According to CSIRO scientist Peter Carberry, lack of fertilizers and population growth, combined with climate change, will challenge our agriculture industry like never before. He says we are facing an agricultural revolution similar to the Green Revolution that followed World War II. However, as Ferry and Gatehouse reported in their 2009 analysis of the impact of genetically modified crops, this came at a price, required substantial inputs of fertilisers and pesticides and gave rise to the widespread use of monoculture as an agricultural system.

The industrialisation of our food supply means that our current production is extremely oil intensive. It has been calculated that, on average, it takes ten calories of fossil fuels to produce one calorie of food in our current setup.

Carberry says population growth and increased wealth in countries such as China and India mean there are new and increased demands for food. Supply issues such as land degradation and the growth of biofuels will also play a role.

Up to half the planet may face regular drought by the end of the century. “Unnatural disasters”— storms, floods, droughts, and sea- level rise— are predicted to become more frequent and intense, with adventitious impacts on food security, refugee waves, and conflict.

The stockpile of wheat has dropped to its lowest level since 1980 - sufficient to feed the world for just 12 weeks.
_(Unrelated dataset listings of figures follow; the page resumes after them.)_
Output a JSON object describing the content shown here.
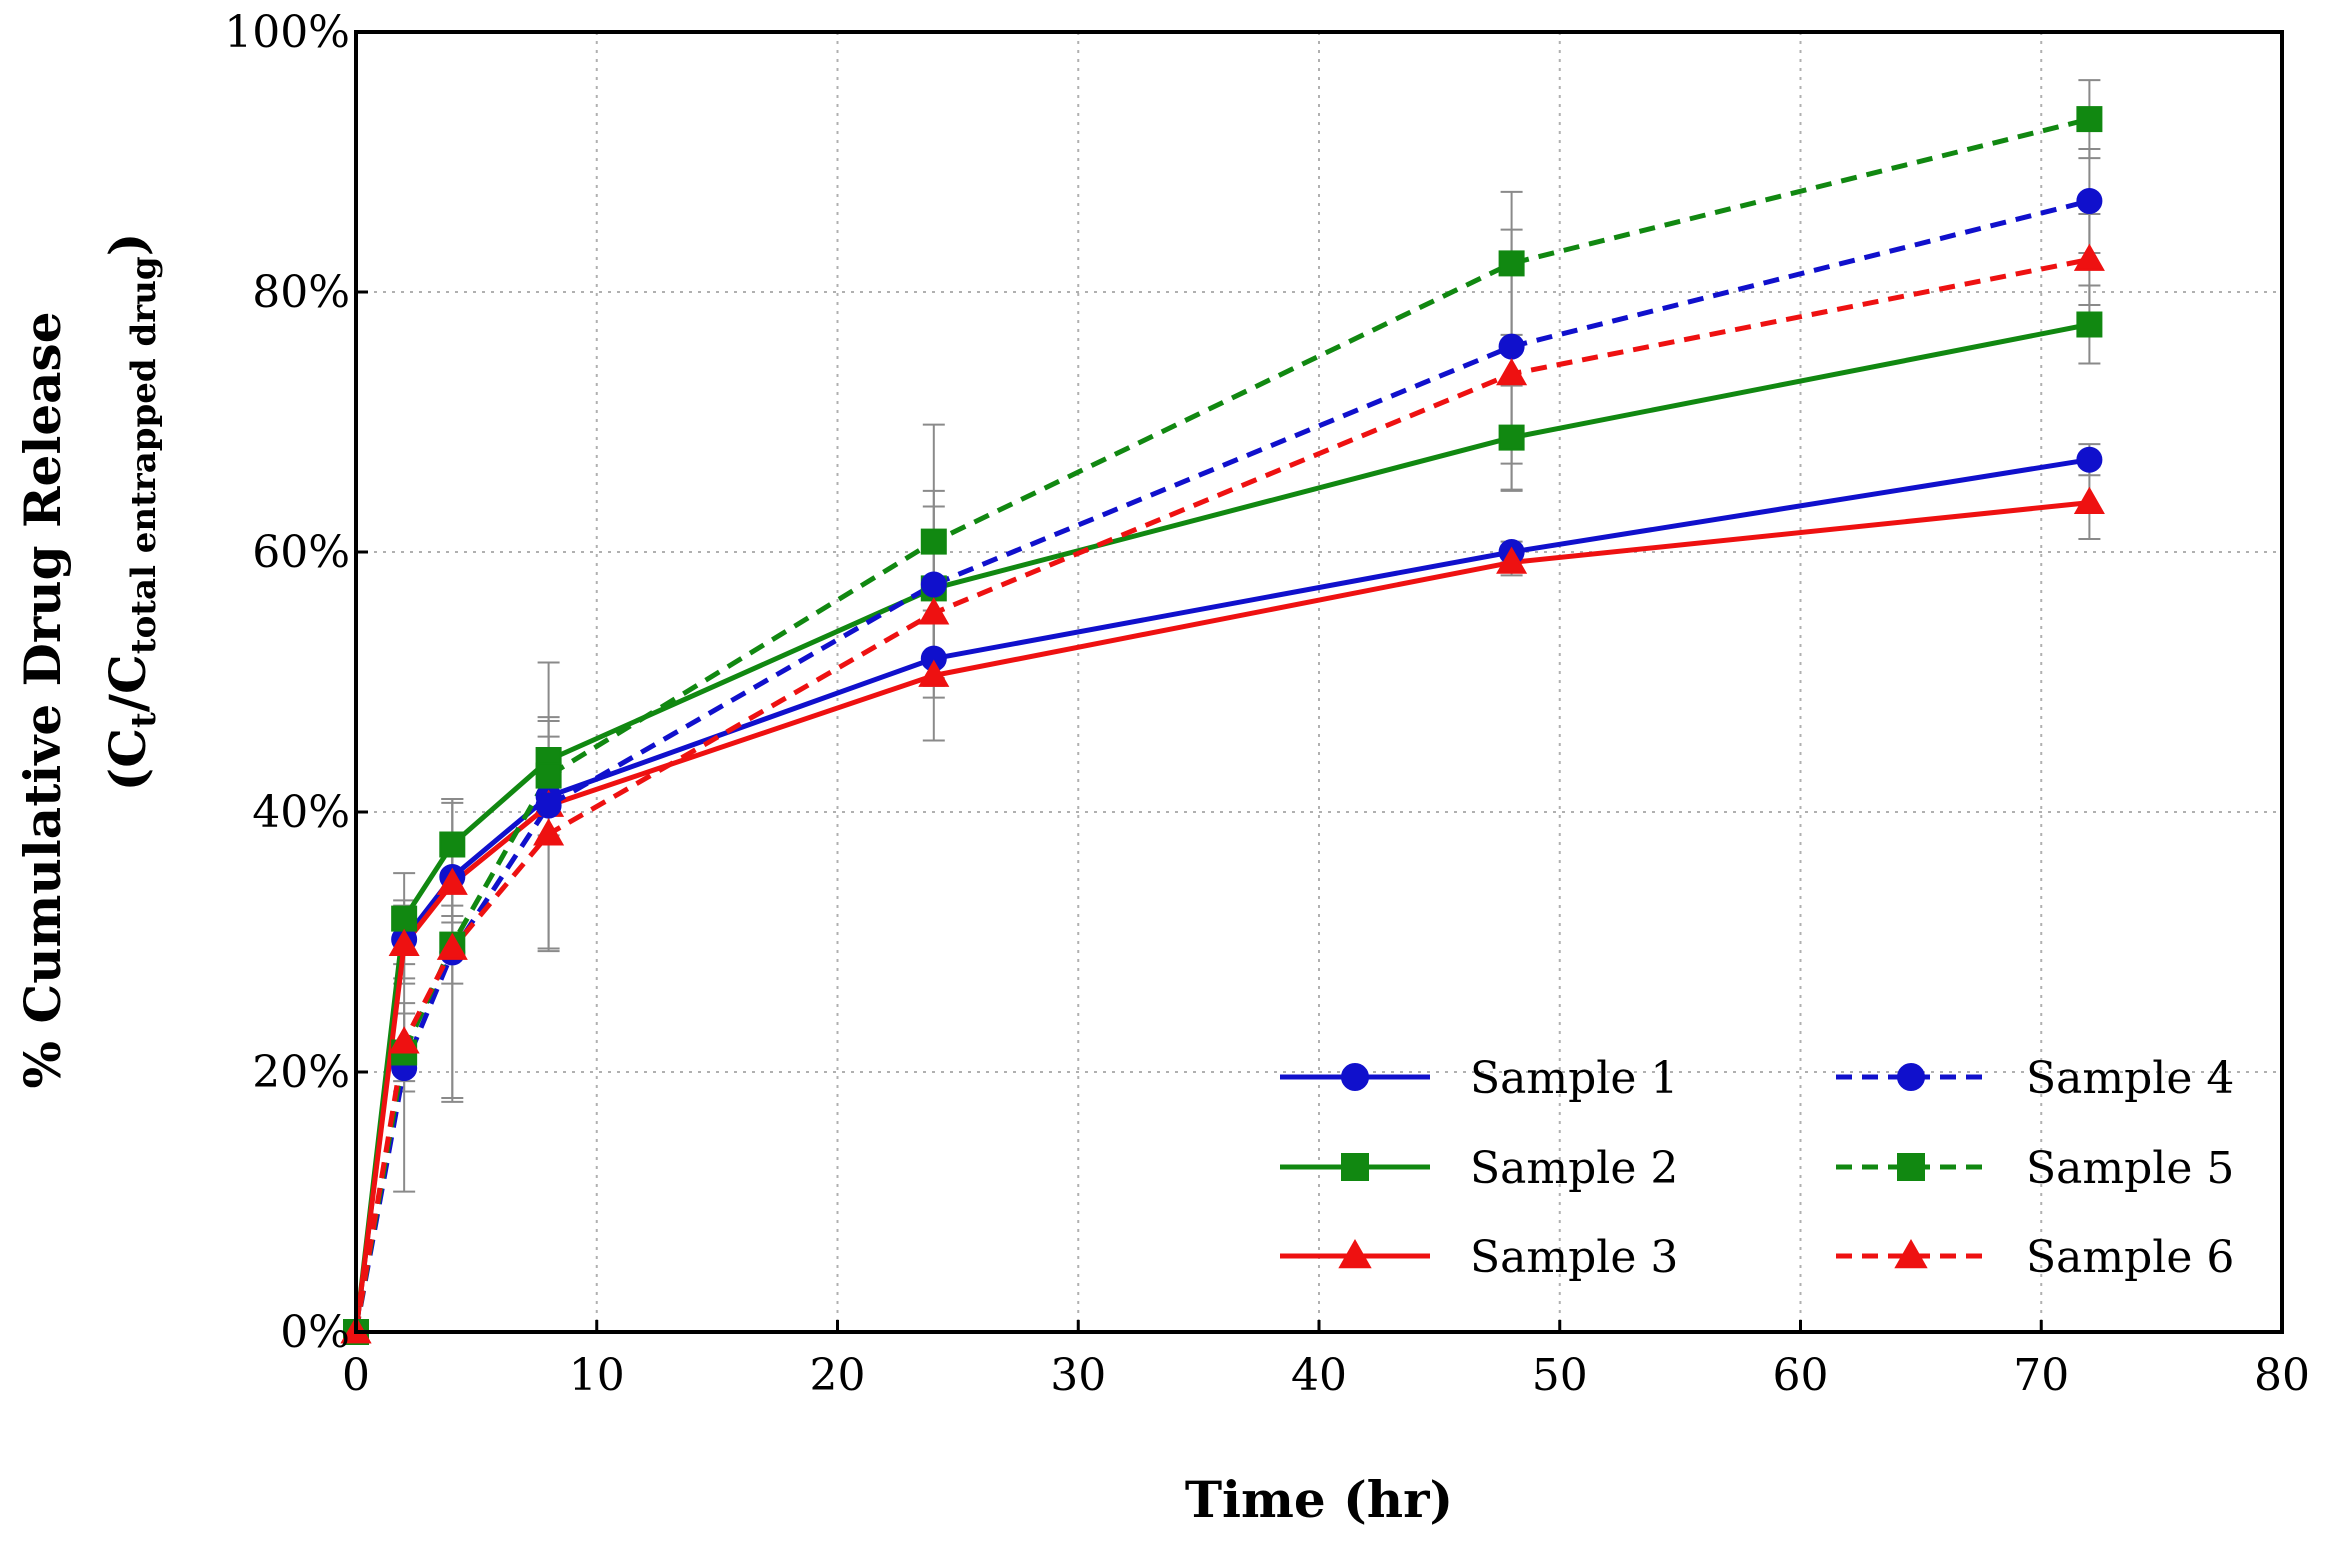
{
  "chart_data": {
    "type": "line",
    "xlabel": "Time (hr)",
    "ylabel_main": "% Cumulative Drug Release",
    "ylabel_sub": {
      "open": "(C",
      "sub1": "t",
      "slash": "/C",
      "sub2": "total entrapped drug",
      "close": ")"
    },
    "xlim": [
      0,
      80
    ],
    "ylim": [
      0,
      100
    ],
    "xticks": [
      0,
      10,
      20,
      30,
      40,
      50,
      60,
      70,
      80
    ],
    "xtick_labels": [
      "0",
      "10",
      "20",
      "30",
      "40",
      "50",
      "60",
      "70",
      "80"
    ],
    "yticks": [
      0,
      20,
      40,
      60,
      80,
      100
    ],
    "ytick_labels": [
      "0%",
      "20%",
      "40%",
      "60%",
      "80%",
      "100%"
    ],
    "grid": true,
    "legend_position": "bottom-right",
    "x": [
      0,
      2,
      4,
      8,
      24,
      48,
      72
    ],
    "series": [
      {
        "name": "Sample 1",
        "color": "#1010cc",
        "marker": "circle",
        "dash": "solid",
        "values": [
          0,
          30.2,
          35.0,
          41.2,
          51.8,
          60.0,
          67.1
        ],
        "errors": [
          0,
          3.0,
          3.0,
          3.0,
          3.0,
          0.8,
          1.2
        ]
      },
      {
        "name": "Sample 2",
        "color": "#118811",
        "marker": "square",
        "dash": "solid",
        "values": [
          0,
          31.8,
          37.5,
          44.0,
          57.2,
          68.8,
          77.5
        ],
        "errors": [
          0,
          3.5,
          3.5,
          3.0,
          7.5,
          4.0,
          3.0
        ]
      },
      {
        "name": "Sample 3",
        "color": "#ee1111",
        "marker": "triangle",
        "dash": "solid",
        "values": [
          0,
          29.8,
          34.5,
          40.5,
          50.5,
          59.2,
          63.8
        ],
        "errors": [
          0,
          3.0,
          3.0,
          3.0,
          5.0,
          1.0,
          2.8
        ]
      },
      {
        "name": "Sample 4",
        "color": "#1010cc",
        "marker": "circle",
        "dash": "dashed",
        "values": [
          0,
          20.3,
          29.2,
          40.5,
          57.5,
          75.8,
          87.0
        ],
        "errors": [
          0,
          9.5,
          11.5,
          11.0,
          6.0,
          9.0,
          4.0
        ]
      },
      {
        "name": "Sample 5",
        "color": "#118811",
        "marker": "square",
        "dash": "dashed",
        "values": [
          0,
          21.5,
          29.8,
          42.8,
          60.8,
          82.2,
          93.3
        ],
        "errors": [
          0,
          3.0,
          3.0,
          3.0,
          9.0,
          5.5,
          3.0
        ]
      },
      {
        "name": "Sample 6",
        "color": "#ee1111",
        "marker": "triangle",
        "dash": "dashed",
        "values": [
          0,
          22.3,
          29.5,
          38.3,
          55.3,
          73.7,
          82.5
        ],
        "errors": [
          0,
          3.0,
          11.5,
          9.0,
          5.0,
          9.0,
          3.5
        ]
      }
    ]
  }
}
Food prices are soaring worldwide, while crude oil prices have doubled shipping and fertiliser costs. The UN's Food and Agriculture Organisation (FAO) estimates that by 2050, grain output has to rise 50% and meat output has to double.

Food Production is now the last bastion of predominantly local ownership in the food chain. But with increasing interest by foreign companies - and governments, including China's - quality farmland is also a target. In short, Australians are in danger of becoming servants, not masters, of their own food resources. Wealthy Asian countries "are seeking to acquire land as part of a long-term strategy for food security". (SMH report)

Considering that a large part of our population actually came here to escape starvation during the Irish Potato famine, engineered in part by the British owners of Irish agriculture, then perhaps this is an opportunity to revisit the entire issue of foreign ownership and to re-examine what we mean by independence and what sort of country we wish to be.

How are we planning for the supply of healthy and affordable food needed for an increasing population, while at the same time reducing greenhouse gas emissions and making the most of our diminishing supply of water? Allocating prime food production land to housing construction illustrates the lack of public consultation and arrogance in the politicians and developers.

The demise of the Murray Darling food bowl do wo overallocation, salination of soils, depletion of fertilizers, population blowout, and foreigners prowling the planet for land for their own food security, it is too much a vital issue to be in the hand of our incompetent politicians whose mindsets are totally immersed in short-term economic benefits rather than long term strategies to secure our future. Why are we still increasing our population?